Kudjodji v Lidl Ltd: Employment Appeal Tribunal (Mr Justice Langstaff): 25 May 2011

The employee brought a claim against the employer for unfair dismissal and racial discrimination. The employer submitted that the claim was out of time.

The employment tribunal held that the race-discrimination claim was out of time but that it had jurisdiction to consider the unfair dismissal claim. That decision was orally expressed and in writing under regulation 28 of the Employment Tribunal (Constitution and Rules of Procedure) Regulations 2004, SI 2004/1861, and an order was made accordingly. Subsequently, the same employment judge conducted a pre-hearing review, pursuant to regulation 34(5) of the 2004 regulations, and upheld her original decision. When the substantive matter came to be heard, a different judge reconsidered the issue of jurisdiction and held that there was no jurisdiction to hear the unfair dismissal claim. The employee appealed.

The issue was whether the second employment judge had had jurisdiction to consider the question of jurisdiction to hear the claim for unfair dismissal, which had already been determined by the first employment judge. The appeal would be allowed.

Where there had been a final determination of a particular issue in the proceedings within regulation 28 of the 2004 regulations, a subsequent tribunal had no right to interfere, no matter how strongly that tribunal or tribunal judge might feel that an error of law had been made, or a potential injustice had been caused.

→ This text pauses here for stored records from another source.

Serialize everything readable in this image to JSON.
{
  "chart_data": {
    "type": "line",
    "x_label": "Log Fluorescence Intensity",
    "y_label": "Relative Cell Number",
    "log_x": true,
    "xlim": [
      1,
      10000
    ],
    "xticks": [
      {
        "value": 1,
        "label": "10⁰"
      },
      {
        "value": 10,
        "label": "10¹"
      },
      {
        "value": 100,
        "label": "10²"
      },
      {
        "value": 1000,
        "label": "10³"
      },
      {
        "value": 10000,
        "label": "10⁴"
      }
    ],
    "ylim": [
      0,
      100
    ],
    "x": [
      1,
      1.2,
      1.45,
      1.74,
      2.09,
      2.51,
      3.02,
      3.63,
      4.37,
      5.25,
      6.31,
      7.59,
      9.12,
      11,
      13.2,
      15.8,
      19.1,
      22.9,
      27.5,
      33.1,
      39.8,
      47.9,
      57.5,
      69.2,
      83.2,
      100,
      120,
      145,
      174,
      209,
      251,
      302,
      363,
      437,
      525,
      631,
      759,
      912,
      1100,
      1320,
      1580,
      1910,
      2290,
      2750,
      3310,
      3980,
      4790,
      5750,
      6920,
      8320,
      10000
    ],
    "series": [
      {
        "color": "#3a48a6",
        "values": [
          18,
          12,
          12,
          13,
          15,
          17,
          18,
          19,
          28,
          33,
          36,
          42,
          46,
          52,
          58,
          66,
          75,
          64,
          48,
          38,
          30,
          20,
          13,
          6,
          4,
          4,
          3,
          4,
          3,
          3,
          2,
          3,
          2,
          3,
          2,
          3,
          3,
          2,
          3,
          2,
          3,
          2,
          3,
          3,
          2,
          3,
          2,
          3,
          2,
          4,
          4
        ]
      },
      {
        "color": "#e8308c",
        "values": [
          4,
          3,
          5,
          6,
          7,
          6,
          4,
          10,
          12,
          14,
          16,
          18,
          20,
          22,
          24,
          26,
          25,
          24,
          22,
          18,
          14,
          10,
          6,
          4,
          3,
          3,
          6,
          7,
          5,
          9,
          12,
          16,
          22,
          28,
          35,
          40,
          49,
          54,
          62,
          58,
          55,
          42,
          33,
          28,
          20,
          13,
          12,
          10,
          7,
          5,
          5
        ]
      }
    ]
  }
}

The right to interfere to remedy a supposed error or injustice did not lie in a subsequent tribunal. It rested with the appellate courts or, if there should be a review, and if the original employment judge was willing to consider a review, on review under regulation 34, but it was not for the second tribunal to consider (see [18] of the judgment).

It was a cardinal principle that, once a final, as opposed to an interlocutory judgment or order, had been drawn up and perfected, it could not be altered except by appeal or, where there was a power to do so, on review.

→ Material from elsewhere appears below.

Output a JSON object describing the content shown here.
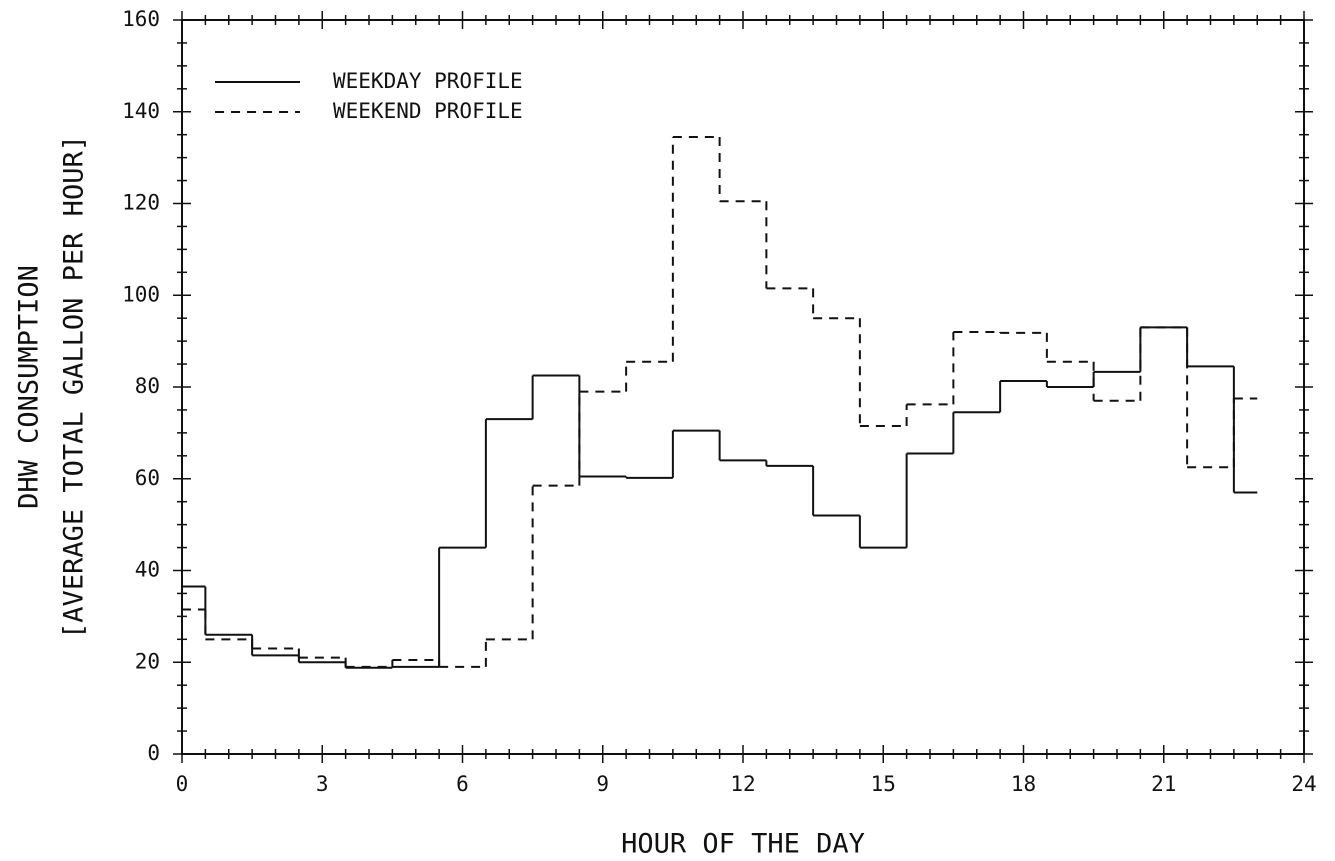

Settled law demonstrated that a tribunal should think long and hard before coming to a determination in respect of a matter which had been considered by a previous tribunal but about which there had been no judgment or order. It was an aspect of the central principle that there was a need for finality in litigation (see [1], [18], [25] of the judgment).

Applying settled principles to the instant case, the second employment judge had had no jurisdiction to determine the issue of jurisdiction, which had already been determined by a prior employment tribunal, and as to which a decision had been made and recorded in accordance with regulation 28 of the rules (see [6], [26] of the judgment). The claim would be restored for hearing before the tribunal upon the merits of the unfair dismissal claim (see [27] of the judgment). Radakovits v Abbey National plc [2010] IRLR 307 applied.

Harriet Gore (instructed by Rock Solicitors) for the employee; Michael Creamore (instructed by Gregsons Solicitors) for the employer.